I am trying to read a list of URL's that I have on google docs. What I want to do is read the URL's in from google doc spreadsheet then scrape each URL.

import gdata.docs.data
import gdata.docs.client
import gdata.docs.service
import gdata.spreadsheet.service
import re, os

username        = '[email protected]'
password         = 'mypassword'
doc_name        = 'My document'

gd_client = gdata.spreadsheet.service.SpreadsheetsService()
gd_client.email = username 
gd_client.password = password  
gd_client.source = 'https://docs.google.com/spreadsheet/ccc? key=0AkGb10ekJtfQdG9EOHN0VzRDdVhWaG1kNVEtdVpyRlE#gid=0'
gd_client.ProgrammaticLogin()

q = gdata.spreadsheet.service.DocumentQuery()
q['title'] = doc_name
q['title-exact'] = 'true'
feed = gd_client.GetSpreadsheetsFeed(query=q)
spreadsheet_id = feed.entry[0].id.text.rsplit('/',1)[1]
feed = gd_client.GetWorksheetsFeed(spreadsheet_id)
worksheet_id = feed.entry[0].id.text.rsplit('/',1)[1]

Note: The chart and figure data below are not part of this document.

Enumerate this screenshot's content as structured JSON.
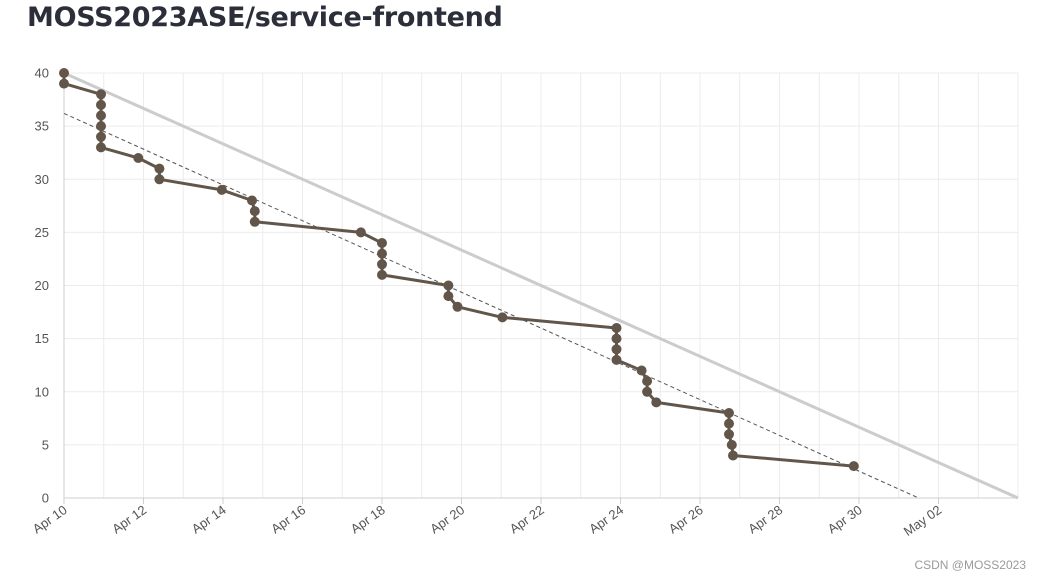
{
  "page": {
    "title": "MOSS2023ASE/service-frontend",
    "watermark": "CSDN @MOSS2023"
  },
  "chart_data": {
    "type": "line",
    "title": "MOSS2023ASE/service-frontend",
    "xlabel": "",
    "ylabel": "",
    "x_unit": "days from Apr 10",
    "ylim": [
      0,
      40
    ],
    "xlim": [
      0,
      24
    ],
    "y_ticks": [
      0,
      5,
      10,
      15,
      20,
      25,
      30,
      35,
      40
    ],
    "x_ticks": [
      {
        "x": 0,
        "label": "Apr 10"
      },
      {
        "x": 2,
        "label": "Apr 12"
      },
      {
        "x": 4,
        "label": "Apr 14"
      },
      {
        "x": 6,
        "label": "Apr 16"
      },
      {
        "x": 8,
        "label": "Apr 18"
      },
      {
        "x": 10,
        "label": "Apr 20"
      },
      {
        "x": 12,
        "label": "Apr 22"
      },
      {
        "x": 14,
        "label": "Apr 24"
      },
      {
        "x": 16,
        "label": "Apr 26"
      },
      {
        "x": 18,
        "label": "Apr 28"
      },
      {
        "x": 20,
        "label": "Apr 30"
      },
      {
        "x": 22,
        "label": "May 02"
      }
    ],
    "grid": true,
    "colors": {
      "actual": "#62564a",
      "ideal": "#cccccc",
      "trend": "#555555",
      "grid": "#ececec",
      "axis": "#cfcfcf"
    },
    "series": [
      {
        "style": "ideal",
        "points": [
          [
            0,
            40
          ],
          [
            24,
            0
          ]
        ]
      },
      {
        "style": "trend",
        "points": [
          [
            0,
            36.2
          ],
          [
            21.5,
            0
          ]
        ]
      },
      {
        "style": "actual",
        "points": [
          [
            0,
            40
          ],
          [
            0,
            39
          ],
          [
            0.93,
            38
          ],
          [
            0.93,
            37
          ],
          [
            0.93,
            36
          ],
          [
            0.93,
            35
          ],
          [
            0.93,
            34
          ],
          [
            0.93,
            33
          ],
          [
            1.87,
            32
          ],
          [
            2.4,
            31
          ],
          [
            2.4,
            30
          ],
          [
            3.97,
            29
          ],
          [
            4.73,
            28
          ],
          [
            4.8,
            27
          ],
          [
            4.8,
            26
          ],
          [
            7.47,
            25
          ],
          [
            8.0,
            24
          ],
          [
            8.0,
            23
          ],
          [
            8.0,
            22
          ],
          [
            8.0,
            21
          ],
          [
            9.67,
            20
          ],
          [
            9.67,
            19
          ],
          [
            9.9,
            18
          ],
          [
            11.03,
            17
          ],
          [
            13.9,
            16
          ],
          [
            13.9,
            15
          ],
          [
            13.9,
            14
          ],
          [
            13.9,
            13
          ],
          [
            14.53,
            12
          ],
          [
            14.67,
            11
          ],
          [
            14.67,
            10
          ],
          [
            14.9,
            9
          ],
          [
            16.73,
            8
          ],
          [
            16.73,
            7
          ],
          [
            16.73,
            6
          ],
          [
            16.8,
            5
          ],
          [
            16.83,
            4
          ],
          [
            19.87,
            3
          ]
        ]
      }
    ]
  }
}
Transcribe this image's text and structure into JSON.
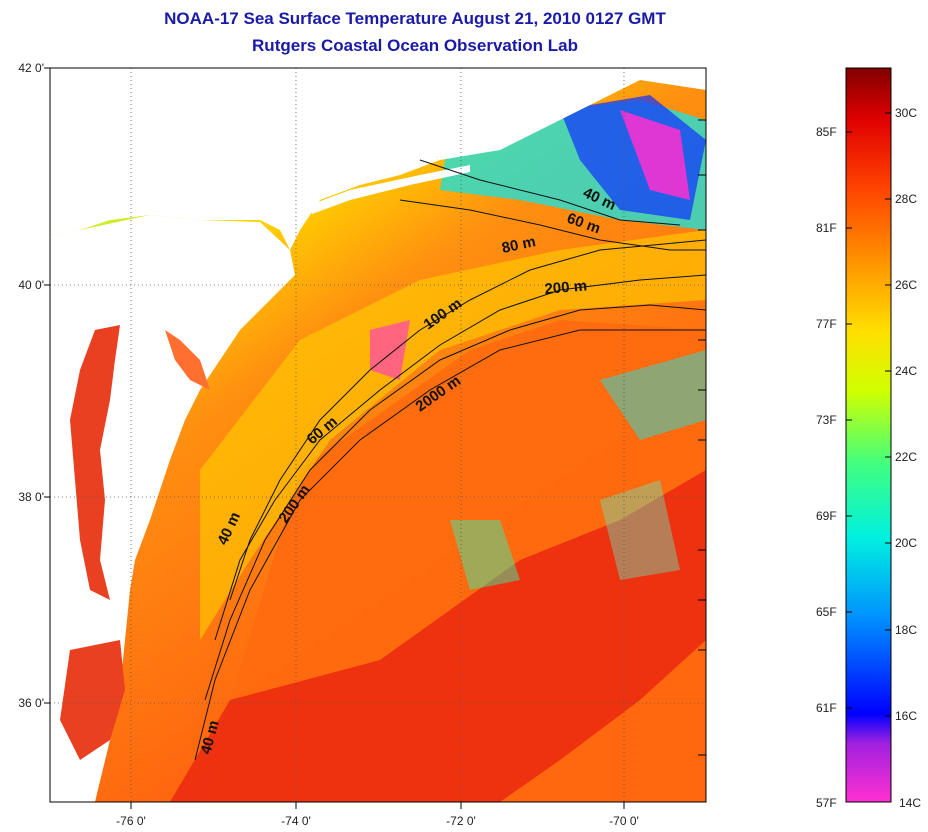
{
  "title": "NOAA-17 Sea Surface Temperature August 21, 2010 0127 GMT",
  "subtitle": "Rutgers Coastal Ocean Observation Lab",
  "lat_ticks": [
    "42 0'",
    "40 0'",
    "38 0'",
    "36 0'"
  ],
  "lon_ticks": [
    "-76 0'",
    "-74 0'",
    "-72 0'",
    "-70 0'"
  ],
  "contours": [
    "40 m",
    "60 m",
    "80 m",
    "200 m",
    "100 m",
    "2000 m",
    "60 m",
    "40 m",
    "200 m",
    "40 m"
  ],
  "colorbar": {
    "fahrenheit": [
      "85F",
      "81F",
      "77F",
      "73F",
      "69F",
      "65F",
      "61F",
      "57F"
    ],
    "celsius": [
      "30C",
      "28C",
      "26C",
      "24C",
      "22C",
      "20C",
      "18C",
      "16C",
      "14C"
    ]
  },
  "colors": {
    "title": "#1a1aa8",
    "land": "#ffffff",
    "warm": "#ff6a10",
    "hot": "#e82010",
    "mid": "#ffd000",
    "cool": "#20e0d8",
    "cold": "#1030ff",
    "coldest": "#ff30d0"
  }
}
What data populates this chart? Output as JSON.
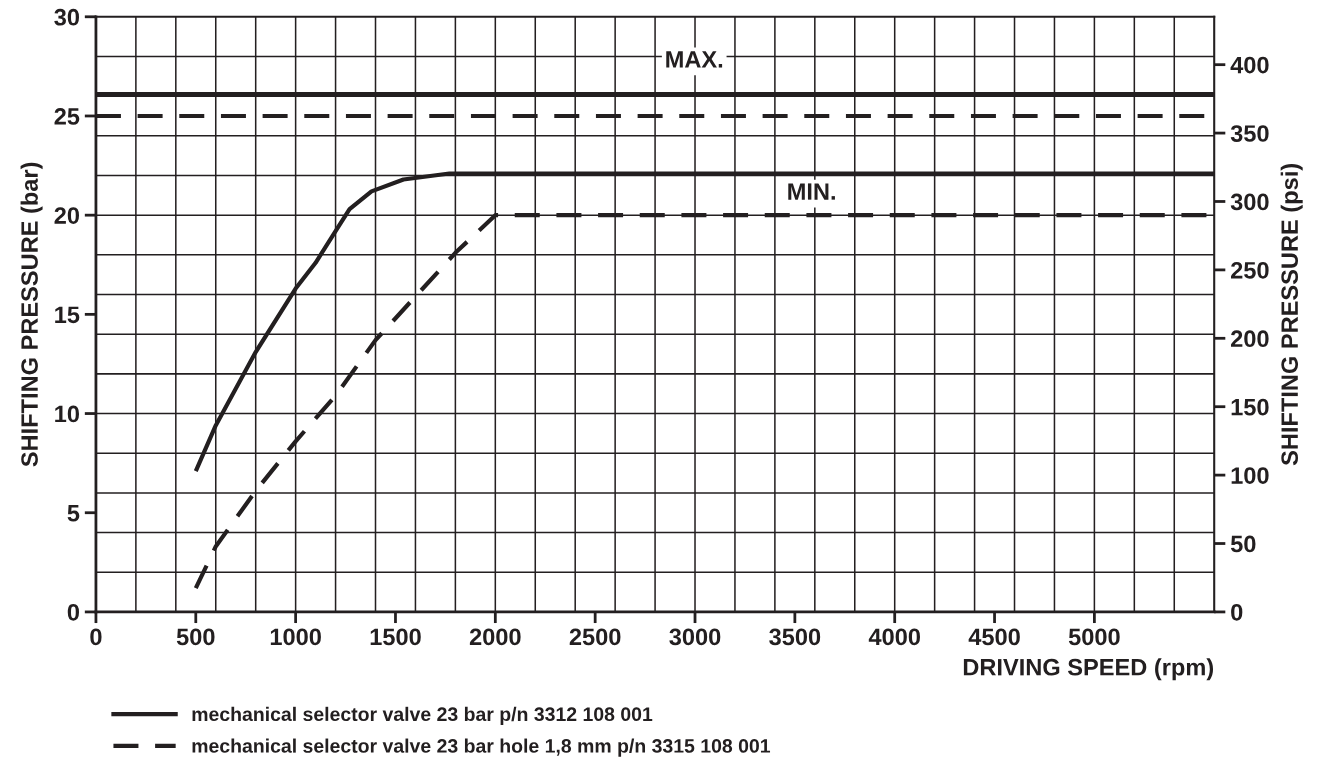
{
  "chart_data": {
    "type": "line",
    "xlabel": "DRIVING SPEED (rpm)",
    "ylabel": "SHIFTING PRESSURE (bar)",
    "y2label": "SHIFTING PRESSURE (psi)",
    "xlim": [
      0,
      5600
    ],
    "xticks": [
      0,
      500,
      1000,
      1500,
      2000,
      2500,
      3000,
      3500,
      4000,
      4500,
      5000,
      {
        "value": 200,
        "label": null
      },
      {
        "value": 400,
        "label": null
      },
      {
        "value": 600,
        "label": null
      },
      {
        "value": 800,
        "label": null
      },
      {
        "value": 1200,
        "label": null
      },
      {
        "value": 1400,
        "label": null
      },
      {
        "value": 1600,
        "label": null
      },
      {
        "value": 1800,
        "label": null
      },
      {
        "value": 2200,
        "label": null
      },
      {
        "value": 2400,
        "label": null
      },
      {
        "value": 2600,
        "label": null
      },
      {
        "value": 2800,
        "label": null
      },
      {
        "value": 3200,
        "label": null
      },
      {
        "value": 3400,
        "label": null
      },
      {
        "value": 3600,
        "label": null
      },
      {
        "value": 3800,
        "label": null
      },
      {
        "value": 4200,
        "label": null
      },
      {
        "value": 4400,
        "label": null
      },
      {
        "value": 4600,
        "label": null
      },
      {
        "value": 4800,
        "label": null
      },
      {
        "value": 5200,
        "label": null
      },
      {
        "value": 5400,
        "label": null
      }
    ],
    "ylim": [
      0,
      30
    ],
    "yticks": [
      0,
      5,
      10,
      15,
      20,
      25,
      30,
      {
        "value": 2,
        "label": null
      },
      {
        "value": 4,
        "label": null
      },
      {
        "value": 6,
        "label": null
      },
      {
        "value": 8,
        "label": null
      },
      {
        "value": 12,
        "label": null
      },
      {
        "value": 14,
        "label": null
      },
      {
        "value": 16,
        "label": null
      },
      {
        "value": 18,
        "label": null
      },
      {
        "value": 22,
        "label": null
      },
      {
        "value": 24,
        "label": null
      },
      {
        "value": 26,
        "label": null
      },
      {
        "value": 28,
        "label": null
      }
    ],
    "y2lim": [
      0,
      435
    ],
    "y2ticks": [
      0,
      50,
      100,
      150,
      200,
      250,
      300,
      350,
      400
    ],
    "grid": true,
    "legend": "bottom",
    "marker": "none",
    "series": [
      {
        "name": "mechanical selector valve 23 bar p/n 3312 108 001",
        "color": "#231f20",
        "line_style": "solid",
        "x": [
          500,
          600,
          800,
          1000,
          1100,
          1200,
          1270,
          1380,
          1540,
          1770,
          2000,
          5600
        ],
        "values": [
          7.1,
          9.4,
          13.1,
          16.3,
          17.6,
          19.2,
          20.3,
          21.2,
          21.8,
          22.1,
          22.1,
          22.1
        ]
      },
      {
        "name": "mechanical selector valve 23 bar hole 1,8 mm p/n 3315 108 001",
        "color": "#231f20",
        "line_style": "dashed",
        "x": [
          500,
          600,
          800,
          1000,
          1200,
          1400,
          1600,
          1800,
          2000,
          5600
        ],
        "values": [
          1.2,
          3.3,
          6.1,
          8.6,
          10.9,
          13.7,
          15.9,
          18.1,
          20,
          20
        ]
      }
    ],
    "ref_lines": [
      {
        "axis": "y",
        "value": 26.1,
        "color": "#231f20",
        "line_style": "solid"
      },
      {
        "axis": "y",
        "value": 25,
        "color": "#231f20",
        "line_style": "dashed"
      }
    ],
    "annotations": [
      "MAX.",
      "MIN."
    ]
  }
}
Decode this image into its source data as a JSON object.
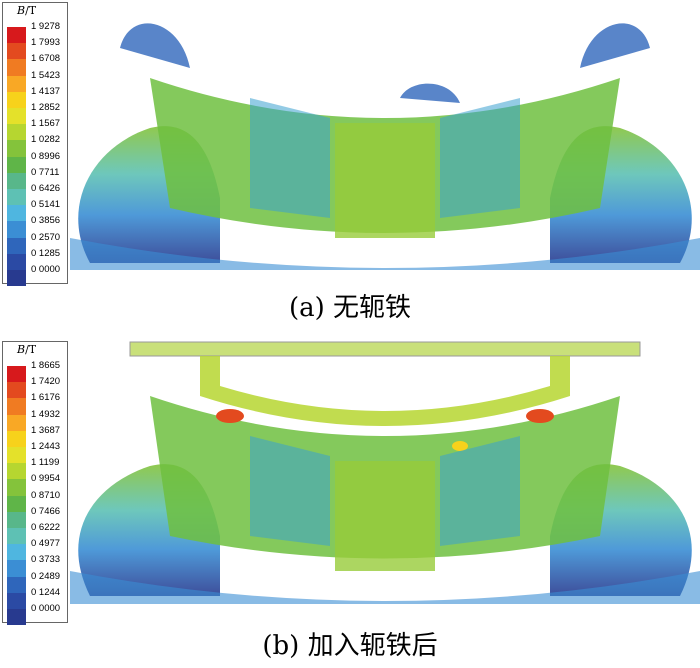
{
  "panels": [
    {
      "id": "a",
      "caption": "(a)  无轭铁",
      "legend": {
        "title_sym": "B",
        "title_unit": "/T",
        "values": [
          "1 9278",
          "1 7993",
          "1 6708",
          "1 5423",
          "1 4137",
          "1 2852",
          "1 1567",
          "1 0282",
          "0 8996",
          "0 7711",
          "0 6426",
          "0 5141",
          "0 3856",
          "0 2570",
          "0 1285",
          "0 0000"
        ]
      }
    },
    {
      "id": "b",
      "caption": "(b)  加入轭铁后",
      "legend": {
        "title_sym": "B",
        "title_unit": "/T",
        "values": [
          "1 8665",
          "1 7420",
          "1 6176",
          "1 4932",
          "1 3687",
          "1 2443",
          "1 1199",
          "0 9954",
          "0 8710",
          "0 7466",
          "0 6222",
          "0 4977",
          "0 3733",
          "0 2489",
          "0 1244",
          "0 0000"
        ]
      }
    }
  ],
  "colors": {
    "scale": [
      "#d7191c",
      "#e34a1f",
      "#f07b22",
      "#f9a825",
      "#f7d21b",
      "#e4e12a",
      "#b6d630",
      "#84c33b",
      "#5fb548",
      "#58b78a",
      "#5ec1b4",
      "#4fb6e0",
      "#3b8ed4",
      "#2f66bb",
      "#2b4aa4",
      "#283a8f"
    ]
  }
}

rows = gd_client.GetListFeed(spreadsheet_id, worksheet_id).entry


for row in rows:
    for key in row.custom:
        urls = row.custom[key].text 
    newlist = urls
print 'this is a list',  newlist 

elec_urls = newlist.strip()

#After this each the Url in the list is scraped using scraperwiki 

This works fine if I only have one URL in the spredsheet, I don't, when I have more that one URL in the document the program only scrapes the last Url.

I thought using a loop would solve this something to cycle from newlist[0] to newlist[i] but found out that newlist[0] is = to h of the h t t p://(URL) Last entered urls and newlist[1]= t and so on.

Any help would be appreciated thanks.

1

1 Answers

0
votes

As you said, newlist is the last URL, so naturally when you ask for its indices you get individual letters. You need to create a list before the loop and then append each url to it, instead of setting urls to the text of each one:

urls = []
for row in rows:
    for key in row.custom:
        urls.append(row.custom[key].text)

Now urls is a list where each element is one URL.